All over the moor you will find evidence of tin mining. Often this is no more than the ground having been disturbed in an apparently random way, as here.
Exactly that has happened over the last three days. All I wanted was some old illustration of tin miners at work (a picture being worth a thousand words). I was at that point where the temptation to give up (after all, such an illustration is not really vital) when I spotted a name that meant nothing to me at all: Georgius Agricola. The only Agricola I had heard of was a Roman Emperor but clearly here was someone else since this one was born in Saxony in 1494. Intrigued I Googled the name and within minutes I had exactly what I wanted: some engravings (presumably dated about 1525) which were contained in books this Agricola had written about mineralogy. Then, of course, I wanted to know why this man from what is now a part of Germany had written such books.

He was a true man of his times: a polymath and quite extraordinary. I have been unable to find out who his parents were nor anything about his childhood. However, he comes out of the woodwork in 1514 when he is studying classics at the University of Leipzig. In 1518 he starts teaching Latin and Greek in a school in Zwickau – one assumes he needed the money – but after four years he returned to the university to study medicine. At that time, Leipzig was at the centre of the theological debates out of which sprang the Protestant movement: in July 1519, Martin Luther arrived in the city to take part in what was known as the Leipziger Disputation and the whole university was taking sides; much to the disgust of Agricola who was a staunch Catholic.

To get away from this atmosphere he travelled to Bologna in Italy where he resumed his studies into medicine whilst also studying philosophy and natural sciences: the polymath was coming out of his shell. After further studies in Padua and Venice he took a job with a publisher there: the Aldine Press.
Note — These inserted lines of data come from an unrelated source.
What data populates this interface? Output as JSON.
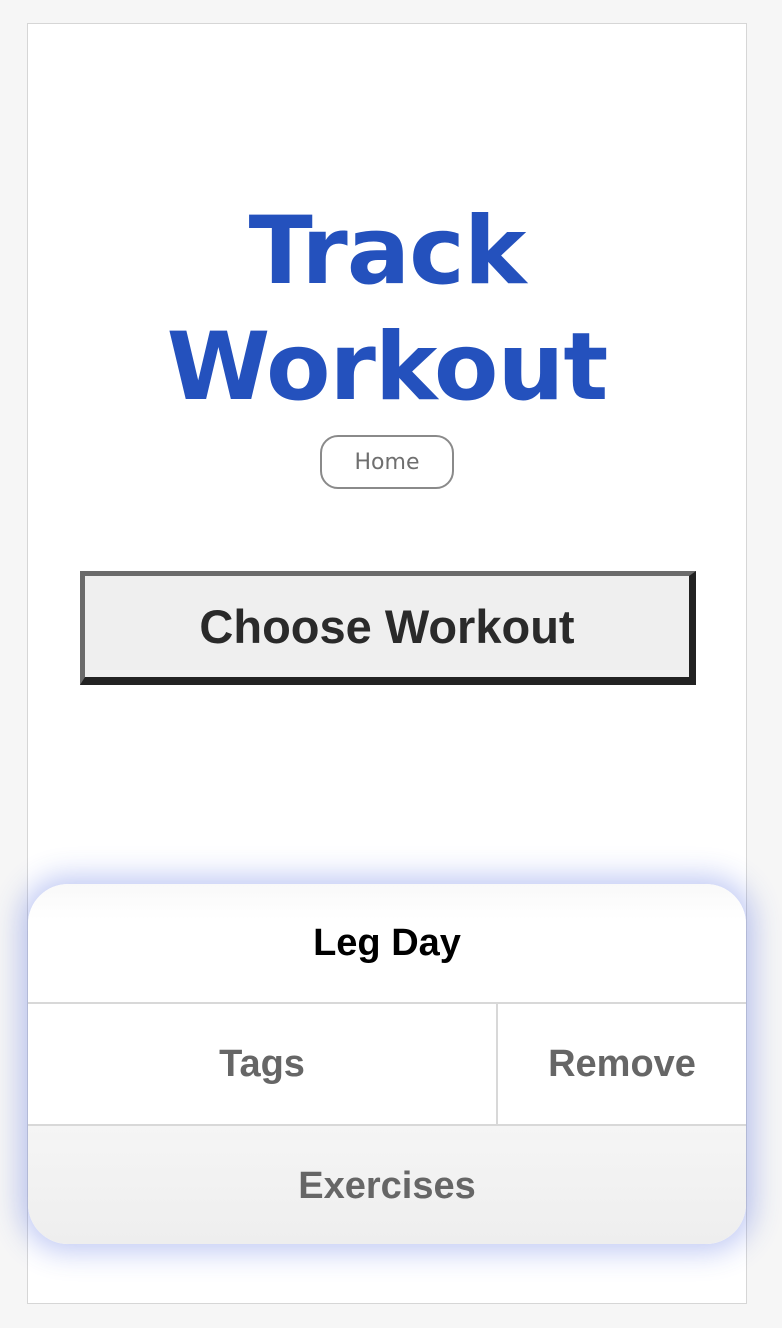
{
  "page": {
    "title_line1": "Track",
    "title_line2": "Workout",
    "home_label": "Home",
    "choose_label": "Choose Workout"
  },
  "workout_card": {
    "name": "Leg Day",
    "tags_label": "Tags",
    "remove_label": "Remove",
    "exercises_label": "Exercises"
  },
  "colors": {
    "title": "#2451bd",
    "card_glow": "#3250dc"
  }
}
Together with another man, John Clement, he was preparing for publication an edition of a book by Galen (the Greek physician) which was published in 1525.
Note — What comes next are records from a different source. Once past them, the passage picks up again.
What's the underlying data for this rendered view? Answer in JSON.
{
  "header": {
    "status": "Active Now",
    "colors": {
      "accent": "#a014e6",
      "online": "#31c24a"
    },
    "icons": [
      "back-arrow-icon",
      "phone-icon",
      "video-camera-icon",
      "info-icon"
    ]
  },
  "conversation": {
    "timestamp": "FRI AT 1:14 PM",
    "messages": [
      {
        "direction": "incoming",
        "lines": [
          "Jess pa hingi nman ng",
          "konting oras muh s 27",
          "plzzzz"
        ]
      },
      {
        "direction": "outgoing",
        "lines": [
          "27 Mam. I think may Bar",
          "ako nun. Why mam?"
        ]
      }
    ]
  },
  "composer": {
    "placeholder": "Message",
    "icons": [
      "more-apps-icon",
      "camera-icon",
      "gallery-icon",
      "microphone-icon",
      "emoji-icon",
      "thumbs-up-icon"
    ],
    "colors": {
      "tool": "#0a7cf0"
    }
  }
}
It seems likely that these two men, Agricola and Clement, spent a good deal of time together outside work. Clement had been secretary to Thomas More whilst More was writing Utopia. Was it this book that inspired Agricola to interest himself in the laws and traditions of tin miners? Probably because interest himself he certainly did.
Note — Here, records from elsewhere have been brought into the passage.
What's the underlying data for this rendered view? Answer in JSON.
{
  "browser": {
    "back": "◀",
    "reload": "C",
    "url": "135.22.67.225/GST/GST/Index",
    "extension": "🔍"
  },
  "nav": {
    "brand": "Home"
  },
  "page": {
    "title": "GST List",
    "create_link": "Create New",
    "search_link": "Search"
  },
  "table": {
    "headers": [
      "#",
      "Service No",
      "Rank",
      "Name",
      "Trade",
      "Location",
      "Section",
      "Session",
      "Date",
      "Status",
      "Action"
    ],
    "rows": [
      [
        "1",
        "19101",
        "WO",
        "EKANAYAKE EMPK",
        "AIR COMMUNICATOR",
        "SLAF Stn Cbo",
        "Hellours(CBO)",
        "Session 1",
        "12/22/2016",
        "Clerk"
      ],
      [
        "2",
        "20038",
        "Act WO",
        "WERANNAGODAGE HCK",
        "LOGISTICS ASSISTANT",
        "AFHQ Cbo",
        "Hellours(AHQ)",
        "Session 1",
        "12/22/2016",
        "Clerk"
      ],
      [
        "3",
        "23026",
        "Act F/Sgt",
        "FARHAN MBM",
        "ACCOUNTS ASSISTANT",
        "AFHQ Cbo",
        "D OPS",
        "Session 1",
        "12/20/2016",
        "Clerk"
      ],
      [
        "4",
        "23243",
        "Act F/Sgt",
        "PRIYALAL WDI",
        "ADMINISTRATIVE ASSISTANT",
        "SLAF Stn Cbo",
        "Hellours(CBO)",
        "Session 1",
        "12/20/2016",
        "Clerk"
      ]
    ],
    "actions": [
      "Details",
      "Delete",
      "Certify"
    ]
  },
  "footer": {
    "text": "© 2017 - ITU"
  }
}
In 1526 he was to return to Saxony where he became the town physician in Joachimstha – in one of the richest mining districts in Europe. It is suggested that his main concern at that time was to find medically useful ingredients in the various ores and metals being mined. In this he was disappointed but his contact with the mines and the miners became his passion and the study of mineralogy was to lead to a number of books on the subject (whilst Agricola was in Venice, he had met the great Erasmus who wrote the introduction to Bermannus; sive, de re metallica, a treatise on mineralogy which came out in 1530). It was to be followed by many others and Agricola was to become known as ‘the father of mineralogy’.


So, after spending time – or wasting time depending on how you look at these things – finding out more and more about this person, in reality all I achieved was to find a few engravings of which one (above) will be used in the book I am working on. Unless, of course, I decide to devote a bit of space to Georgious Agricola which might or might not be a good idea.


What do you think?

Sally Gingerbread, Jeanne and Keith Giles's beloved dog, died very recently and it seemed fitting that there should be a photograph here in her memory.

I understand they are looking to take on another rescue dog and I am sure you will all join me in hoping that they will soon find another companion.